|
HS Code |
339506 |
| Product Name | Antirust Masterbatch |
| Appearance | granular |
| Color | light yellow |
| Carrier Resin | PE or PP |
| Active Ingredient | volatile corrosion inhibitor (VCI) |
| Application Temperature | 140-180°C |
| Dosage | 2%-5% |
| Moisture Content | <0.2% |
| Compatibility | compatible with polyolefins |
| Recommended Storage | cool, dry place |
| Shelf Life | 12 months |
| Processing Method | extrusion and injection molding |
| Odor | slight characteristic odor |
| Particle Size | 2-5 mm |
| Toxicity | non-toxic under normal conditions |
As an accredited Antirust Masterbatch factory, we enforce strict quality protocols—every batch undergoes rigorous testing to ensure consistent efficacy and safety standards.

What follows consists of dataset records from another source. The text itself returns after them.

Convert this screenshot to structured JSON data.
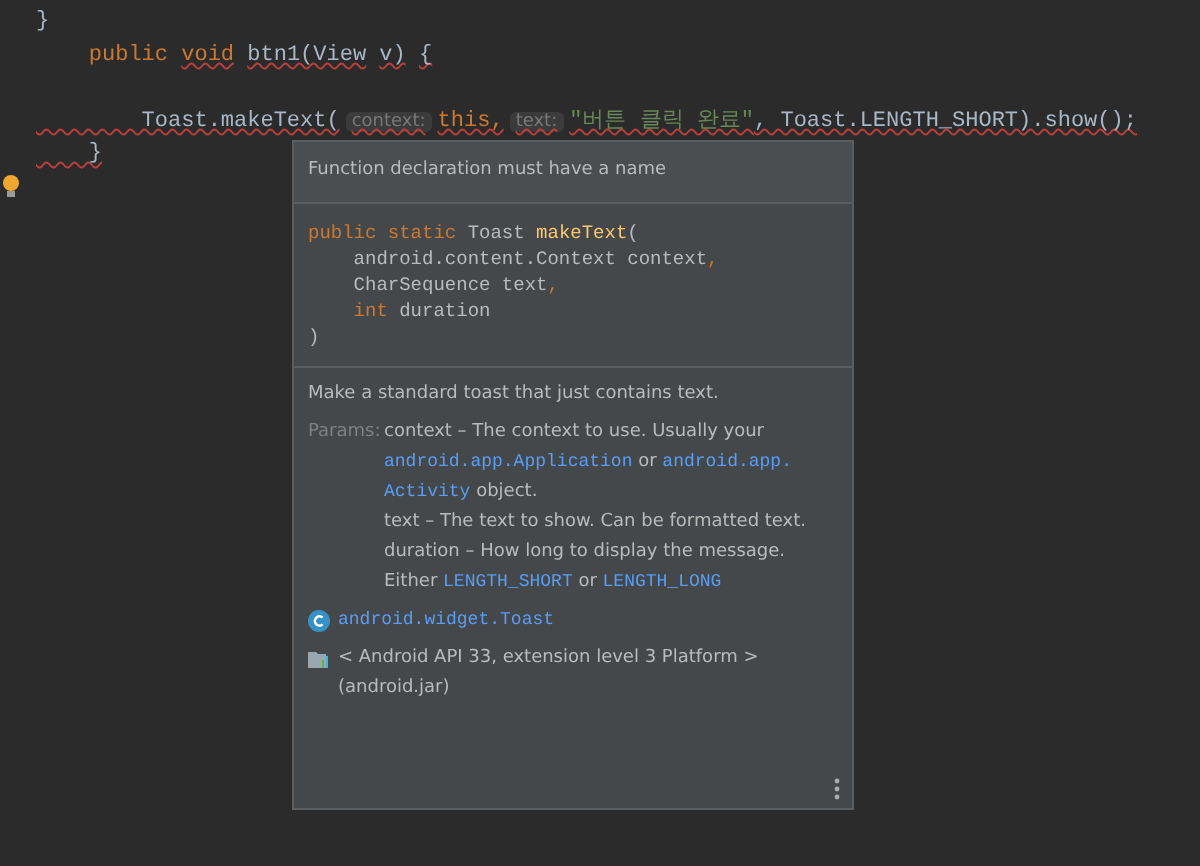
{
  "editor": {
    "lines": [
      {
        "kind": "code",
        "tokens": [
          {
            "text": "}",
            "kind": "plain",
            "error": false,
            "space_before": false
          }
        ]
      },
      {
        "kind": "code",
        "tokens": [
          {
            "text": "    public",
            "kind": "kw",
            "error": false,
            "space_before": false
          },
          {
            "text": "void",
            "kind": "kw",
            "error": true,
            "space_before": true
          },
          {
            "text": "btn1(View",
            "kind": "plain",
            "error": true,
            "space_before": true
          },
          {
            "text": "v)",
            "kind": "plain",
            "error": true,
            "space_before": true
          },
          {
            "text": "{",
            "kind": "plain",
            "error": true,
            "space_before": true
          }
        ]
      },
      {
        "kind": "blank"
      },
      {
        "kind": "code",
        "tokens": [
          {
            "text": "        Toast.makeText(",
            "kind": "plain",
            "error": true,
            "space_before": false
          },
          {
            "text": "context:",
            "kind": "hint",
            "error": true,
            "space_before": false
          },
          {
            "text": "this,",
            "kind": "kw",
            "error": true,
            "space_before": false
          },
          {
            "text": "text:",
            "kind": "hint",
            "error": true,
            "space_before": false
          },
          {
            "text": "\"버튼 클릭 완료\"",
            "kind": "str",
            "error": true,
            "space_before": false
          },
          {
            "text": ", Toast.LENGTH_SHORT).show();",
            "kind": "plain",
            "error": true,
            "space_before": false
          }
        ]
      },
      {
        "kind": "code",
        "tokens": [
          {
            "text": "    }",
            "kind": "plain",
            "error": true,
            "space_before": false
          }
        ]
      }
    ]
  },
  "popup": {
    "error_message": "Function declaration must have a name",
    "signature": [
      [
        {
          "text": "public static ",
          "kind": "kw"
        },
        {
          "text": "Toast ",
          "kind": "plain"
        },
        {
          "text": "makeText",
          "kind": "fn"
        },
        {
          "text": "(",
          "kind": "plain"
        }
      ],
      [
        {
          "text": "    android.content.Context context",
          "kind": "plain"
        },
        {
          "text": ",",
          "kind": "kw"
        }
      ],
      [
        {
          "text": "    CharSequence text",
          "kind": "plain"
        },
        {
          "text": ",",
          "kind": "kw"
        }
      ],
      [
        {
          "text": "    int ",
          "kind": "kw"
        },
        {
          "text": "duration",
          "kind": "plain"
        }
      ],
      [
        {
          "text": ")",
          "kind": "plain"
        }
      ]
    ],
    "description": "Make a standard toast that just contains text.",
    "params_label": "Params:",
    "params": [
      [
        {
          "text": "context – The context to use. Usually your ",
          "kind": "text"
        },
        {
          "text": "android.app.Application",
          "kind": "link"
        },
        {
          "text": " or ",
          "kind": "text"
        },
        {
          "text": "android.app.",
          "kind": "link"
        },
        {
          "text": "Activity",
          "kind": "link"
        },
        {
          "text": " object.",
          "kind": "text"
        }
      ],
      [
        {
          "text": "text – The text to show. Can be formatted text.",
          "kind": "text"
        }
      ],
      [
        {
          "text": "duration – How long to display the message. Either ",
          "kind": "text"
        },
        {
          "text": "LENGTH_SHORT",
          "kind": "link"
        },
        {
          "text": " or ",
          "kind": "text"
        },
        {
          "text": "LENGTH_LONG",
          "kind": "link"
        }
      ]
    ],
    "class_name": "android.widget.Toast",
    "library": "< Android API 33, extension level 3 Platform > (android.jar)"
  }
}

| Packing | The Antirust Masterbatch is packaged in sturdy 25kg moisture-proof bags, clearly labeled with product details for secure transport and storage. |
| Container Loading (20′ FCL) | Container Loading (20′ FCL) for Antirust Masterbatch: Packed in 25kg bags, 20 tons per container, ensuring safe, moisture-proof transportation. |
| Shipping | Antirust Masterbatch is securely packed in moisture-resistant, sealed polyethylene bags, typically 25 kg per bag, and placed on sturdy pallets. Each shipment includes clear labeling and documentation for safe handling. The product should be stored in a dry, ventilated area, away from direct sunlight and incompatible substances during transit and storage. |
| Storage | Antirust Masterbatch should be stored in a cool, dry, and well-ventilated area, away from direct sunlight and sources of heat. Keep the packaging tightly sealed to prevent moisture absorption and contamination. Avoid exposure to strong acids, alkalis, and incompatible materials. Proper storage ensures the masterbatch retains its chemical stability, performance, and anti-corrosive properties during use. |
| Shelf Life | Antirust Masterbatch typically has a shelf life of 12 months when stored in cool, dry conditions, away from direct sunlight. |
Competitive Antirust Masterbatch prices that fit your budget—flexible terms and customized quotes for every order.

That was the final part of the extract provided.